C’est incontestablement la première femme littéraire du XIXe siècle. La première, — par la date et par le talent — de ce temps, avant lequel il y eut bien des femmes qui écrivirent, mais où ce qu’on appelle le Bas-Bleuisme n’existait pas encore…

Aussi, quand ce livre de Weymar et Coppet, qui n’a, d’ailleurs, de supériorité d’aucun genre, parut, il y a quelques années, il n’en attira pas moins l’attention de la Critique parce qu’il parlait de Mme de Staël. Il était même mieux qu’un livre sur elle. Il avait la prétention d’être elle-même, — elle, — Mme de Staël.

Prétention vaine. Il ne l’était pas. Je ne sache rien de plus chétif et de plus pauvre que cette publication sans nouveauté, sans renseignement profond, sans aperçu, sans trace enfin de cette personnalité rayonnante qui fut Mme de Staël. Pas de doute, pourtant, que cette femme, aux relations immenses, et plus Européenne encore que Française, qui touchait aux plus hautes sociétés de son temps et dont l’esprit, tout le temps qu’elle vécut, ressembla à l’urne penchée et bouillonnante d’un fleuve, n’ait laissé derrière elle d’autres lettres que celles qui ont donné sa goutte de vie à ce maigre livre de Weymar et Coppet, mort-né, sans ces lettres !… Pourquoi donc, les autres, ne les publie-t-on pas ?…

Pourquoi Mme de Staël qui, comme Chateaubriand et Balzac, a bien droit à une publication d’ensemble de ses œuvres, est-elle, avec Bonald et Joubert, sur le point de manquer sur la place ? Depuis longtemps elle est livrée aux bêtes de Belgique. On a fait de ses œuvres de petites éditions ineptes, ignobles, honteuses, belges enfin (le mot dit tout), et en France, personne n’a songé à dessouiller son génie de ces porcheries qu’on a osé faire de ses œuvres, en prenant l’initiative d’une édition, digne de leur distinction et de leur beauté !

Non, ni un libraire ! ni personne ! Pour ne pas être tenté de revenir à la vie, quand on est mort, il suffirait de regarder à ses descendants.
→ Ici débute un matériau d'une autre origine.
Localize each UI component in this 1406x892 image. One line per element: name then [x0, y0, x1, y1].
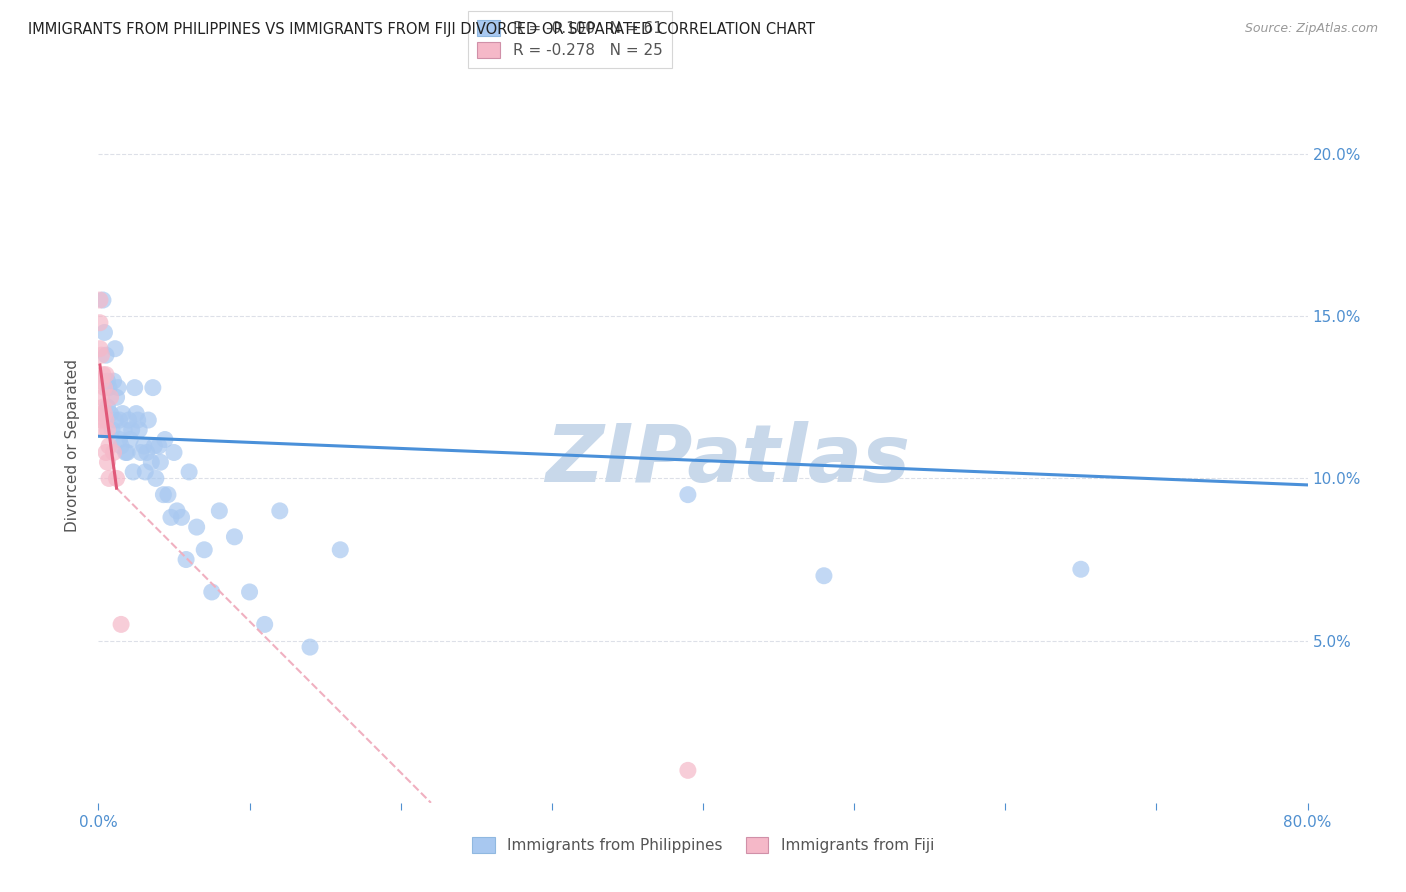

Les descendants de Mme de Staël sont assez indifférents à sa gloire pour ne pas penser à une édition, de devoir pour eux. Mais Mme de Staël a trop de grâce pour ces puritains !… Eh bien, c’est de cette édition, nécessaire et oubliée, que je voudrais donner l’idée aujourd’hui, en parlant de Mme de Staël, — de cette adorable et admirable femme, à laquelle la littérature féminine n’a rien à comparer dans aucun temps, et surtout dans celui-ci, où les femmes qui se mêlent d’écrire se donnent des airs d’homme si prodigieusement ridicules, que c’est à nous faire prendre des jupons, à nous autres… pour ne pas leur ressembler !



II


Or, c’est précisément cet odieux air d’homme que je veux ôter à Mme de Staël. Elle ne l’a jamais pris ; mais tout le monde, bête comme tout le monde, le lui a donné. Ç’a été le masque de son génie. Pour ses contemporains, comme tout à l’heure encore pour la plupart de nous, elle est ce qu’on s’est avisé d’appeler une femme-homme en littérature. Elle y fait tête d’homme, sous son turban, comme un Mameluk… C’est une espèce de grenadier bas-bleu des compagnies d’élite du Bas-Bleuisme littéraire. Voilà l’opinion qu’on a d’elle, même celle de lord Byron lui-même, qui eût raffolé de Mme de Staël s’il eût moins haï les Bas-Bleus !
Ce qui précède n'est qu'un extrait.